Weinberg Urges NJ Transit to Expedite Transition to Electric Bus Fleet
Senate Majority Leader calls for NJ Transit to match MTA’s commitment to all-electric bus fleet by 2040
TRENTON– Senate Majority Leader Loretta Weinberg (D-Bergen) today joined transit advocates and environmentalists in urging New Jersey Transit to expedite conversion to an electric bus fleet.
“Cutting vehicle emissions is critical to the fight against climate change,” said Senator Weinberg. “NJ Transit should be in the forefront of the conversion to a zero-emission electric bus fleet that is a priority for forward-looking mass transit agencies across the country.”
Senator Weinberg issued her statement in the wake of a press conference that brought together experts from the Tri-State Transportation Campaign, Clean Water Action, Environment New Jersey, ChargEVC, the League of Conservation Voters and the New Jersey Work Environment Council to urge NJ Transit to make electrification of its bus fleet a top priority.
The Los Angeles Department of Transportation has already committed to an all-electric bus fleet by 2030, the San Francisco Municipal Transportation Agency by 2035, and both New York City’s Metropolitan Transit Agency (MTA) and Seattle’s Kings County Metro system have set a 2040 target for full electrification.
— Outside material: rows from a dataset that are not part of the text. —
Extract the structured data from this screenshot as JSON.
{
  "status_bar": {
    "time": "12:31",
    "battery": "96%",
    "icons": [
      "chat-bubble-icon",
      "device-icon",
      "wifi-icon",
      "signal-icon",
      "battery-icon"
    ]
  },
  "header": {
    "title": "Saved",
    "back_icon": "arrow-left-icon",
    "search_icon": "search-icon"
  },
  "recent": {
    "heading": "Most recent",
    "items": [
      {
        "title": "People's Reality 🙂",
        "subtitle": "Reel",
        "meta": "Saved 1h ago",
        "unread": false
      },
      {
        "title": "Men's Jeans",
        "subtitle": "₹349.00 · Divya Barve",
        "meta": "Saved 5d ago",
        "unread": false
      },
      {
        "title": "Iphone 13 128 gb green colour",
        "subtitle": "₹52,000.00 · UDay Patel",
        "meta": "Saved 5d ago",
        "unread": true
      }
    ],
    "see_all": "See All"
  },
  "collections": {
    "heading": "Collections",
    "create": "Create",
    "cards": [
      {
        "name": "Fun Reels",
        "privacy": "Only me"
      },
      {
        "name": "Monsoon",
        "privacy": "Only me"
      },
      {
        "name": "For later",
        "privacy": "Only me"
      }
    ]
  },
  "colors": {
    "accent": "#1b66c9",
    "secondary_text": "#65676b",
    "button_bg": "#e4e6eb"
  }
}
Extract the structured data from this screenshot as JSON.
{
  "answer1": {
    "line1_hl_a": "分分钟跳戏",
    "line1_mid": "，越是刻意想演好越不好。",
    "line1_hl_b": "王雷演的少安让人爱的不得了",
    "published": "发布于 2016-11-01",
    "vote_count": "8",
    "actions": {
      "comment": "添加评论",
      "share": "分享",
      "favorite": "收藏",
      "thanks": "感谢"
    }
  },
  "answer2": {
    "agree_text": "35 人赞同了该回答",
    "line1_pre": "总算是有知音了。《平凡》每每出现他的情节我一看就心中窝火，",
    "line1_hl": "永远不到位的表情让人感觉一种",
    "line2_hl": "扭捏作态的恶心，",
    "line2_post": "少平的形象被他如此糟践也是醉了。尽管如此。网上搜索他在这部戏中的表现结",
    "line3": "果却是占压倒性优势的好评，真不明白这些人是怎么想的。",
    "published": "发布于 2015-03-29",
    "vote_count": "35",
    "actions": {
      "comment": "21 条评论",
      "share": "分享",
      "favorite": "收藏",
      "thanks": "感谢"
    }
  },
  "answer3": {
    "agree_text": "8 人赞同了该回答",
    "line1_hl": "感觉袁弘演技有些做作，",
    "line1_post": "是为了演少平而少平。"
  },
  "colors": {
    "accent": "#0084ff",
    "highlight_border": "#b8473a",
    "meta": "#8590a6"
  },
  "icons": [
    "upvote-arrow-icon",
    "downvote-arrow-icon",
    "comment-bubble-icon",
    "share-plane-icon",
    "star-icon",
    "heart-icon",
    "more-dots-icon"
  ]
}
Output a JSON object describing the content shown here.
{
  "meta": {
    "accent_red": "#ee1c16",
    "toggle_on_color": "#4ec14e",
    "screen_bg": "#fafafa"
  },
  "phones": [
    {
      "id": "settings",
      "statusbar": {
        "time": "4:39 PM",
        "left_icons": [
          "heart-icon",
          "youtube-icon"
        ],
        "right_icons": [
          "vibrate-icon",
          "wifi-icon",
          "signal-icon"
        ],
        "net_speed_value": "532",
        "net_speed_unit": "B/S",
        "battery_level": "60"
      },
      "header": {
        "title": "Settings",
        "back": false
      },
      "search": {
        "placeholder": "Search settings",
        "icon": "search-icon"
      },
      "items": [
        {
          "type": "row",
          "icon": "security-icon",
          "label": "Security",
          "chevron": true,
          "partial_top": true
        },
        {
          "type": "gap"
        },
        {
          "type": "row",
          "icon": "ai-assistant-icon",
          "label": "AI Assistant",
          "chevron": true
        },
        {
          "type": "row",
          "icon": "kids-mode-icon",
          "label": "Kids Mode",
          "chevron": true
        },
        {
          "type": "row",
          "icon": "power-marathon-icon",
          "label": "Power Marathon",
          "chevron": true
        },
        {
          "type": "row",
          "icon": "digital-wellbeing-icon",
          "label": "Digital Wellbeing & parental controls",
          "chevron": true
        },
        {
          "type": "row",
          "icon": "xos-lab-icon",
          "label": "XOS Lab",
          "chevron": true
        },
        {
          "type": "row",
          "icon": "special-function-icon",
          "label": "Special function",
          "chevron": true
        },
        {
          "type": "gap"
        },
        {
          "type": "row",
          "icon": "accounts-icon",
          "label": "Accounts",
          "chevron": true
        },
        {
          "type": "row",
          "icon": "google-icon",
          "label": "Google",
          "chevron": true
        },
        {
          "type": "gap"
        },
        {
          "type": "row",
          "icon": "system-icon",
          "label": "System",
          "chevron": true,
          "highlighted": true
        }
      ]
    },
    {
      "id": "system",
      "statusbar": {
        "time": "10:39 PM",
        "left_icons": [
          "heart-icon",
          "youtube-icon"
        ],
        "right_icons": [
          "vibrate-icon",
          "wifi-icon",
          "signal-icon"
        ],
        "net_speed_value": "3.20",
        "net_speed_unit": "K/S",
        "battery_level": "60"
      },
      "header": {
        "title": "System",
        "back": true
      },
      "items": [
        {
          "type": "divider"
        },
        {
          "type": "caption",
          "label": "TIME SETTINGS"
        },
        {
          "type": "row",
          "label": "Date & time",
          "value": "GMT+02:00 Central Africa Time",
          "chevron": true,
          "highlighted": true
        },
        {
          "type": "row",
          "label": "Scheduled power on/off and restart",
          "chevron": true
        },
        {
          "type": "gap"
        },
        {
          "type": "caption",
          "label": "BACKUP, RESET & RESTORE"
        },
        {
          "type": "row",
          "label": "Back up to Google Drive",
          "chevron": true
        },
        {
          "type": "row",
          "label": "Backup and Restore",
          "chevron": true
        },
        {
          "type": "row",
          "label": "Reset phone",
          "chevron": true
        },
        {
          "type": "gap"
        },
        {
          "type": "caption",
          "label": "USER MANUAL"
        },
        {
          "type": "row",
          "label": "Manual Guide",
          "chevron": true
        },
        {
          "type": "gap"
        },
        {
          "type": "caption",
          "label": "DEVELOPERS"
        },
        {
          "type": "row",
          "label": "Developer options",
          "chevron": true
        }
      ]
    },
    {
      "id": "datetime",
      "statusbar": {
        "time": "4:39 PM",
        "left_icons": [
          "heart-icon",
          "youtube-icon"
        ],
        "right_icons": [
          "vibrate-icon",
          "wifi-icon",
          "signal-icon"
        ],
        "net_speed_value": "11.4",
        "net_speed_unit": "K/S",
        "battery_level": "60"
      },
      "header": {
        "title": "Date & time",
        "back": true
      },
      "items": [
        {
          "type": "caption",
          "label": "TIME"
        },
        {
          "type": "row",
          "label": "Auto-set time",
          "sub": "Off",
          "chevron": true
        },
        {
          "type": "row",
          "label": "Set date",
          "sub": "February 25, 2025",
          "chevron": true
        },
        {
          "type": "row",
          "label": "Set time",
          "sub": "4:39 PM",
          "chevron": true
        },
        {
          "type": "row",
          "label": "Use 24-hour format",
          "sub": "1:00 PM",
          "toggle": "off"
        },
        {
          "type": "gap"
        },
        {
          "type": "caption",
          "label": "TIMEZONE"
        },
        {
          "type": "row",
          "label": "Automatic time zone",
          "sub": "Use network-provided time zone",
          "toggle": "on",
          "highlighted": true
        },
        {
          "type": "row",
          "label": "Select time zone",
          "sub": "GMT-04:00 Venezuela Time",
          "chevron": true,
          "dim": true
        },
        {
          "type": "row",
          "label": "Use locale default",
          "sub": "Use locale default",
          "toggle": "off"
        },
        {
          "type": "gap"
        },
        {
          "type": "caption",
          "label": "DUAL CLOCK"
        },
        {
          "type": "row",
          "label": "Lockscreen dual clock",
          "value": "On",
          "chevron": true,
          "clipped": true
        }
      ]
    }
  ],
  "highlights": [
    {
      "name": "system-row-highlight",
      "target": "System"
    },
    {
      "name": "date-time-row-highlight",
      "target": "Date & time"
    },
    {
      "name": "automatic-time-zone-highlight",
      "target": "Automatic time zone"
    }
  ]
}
“NJ Transit should certainly be able to match the MTA’s 2040 target, but if we’re going to do so, we need to make an increased commitment to electric bus purchases in our next Bus Fleet Plan for 2021 to 2027. This is a critical environmental health issue, particularly in our cities,” Senator Weinberg said.
While Los Angeles and Seattle have already announced they will only purchase electric buses by 2025, NJ Transit’s only commitment so far is to purchase eight electric buses for Camden, with the cost paid for out of the Volkswagen settlement money.
Senator Weinberg, who co-chairs a bistate working group advising on the new Port Authority Bus Terminal, noted that the conversion to an all-electric bus fleet by both the MTA and NJ Transit was a top priority of New York City’s Community Boards. Community groups in New Jersey’s largest cities have also made the reduction of diesel bus pollution a top priority.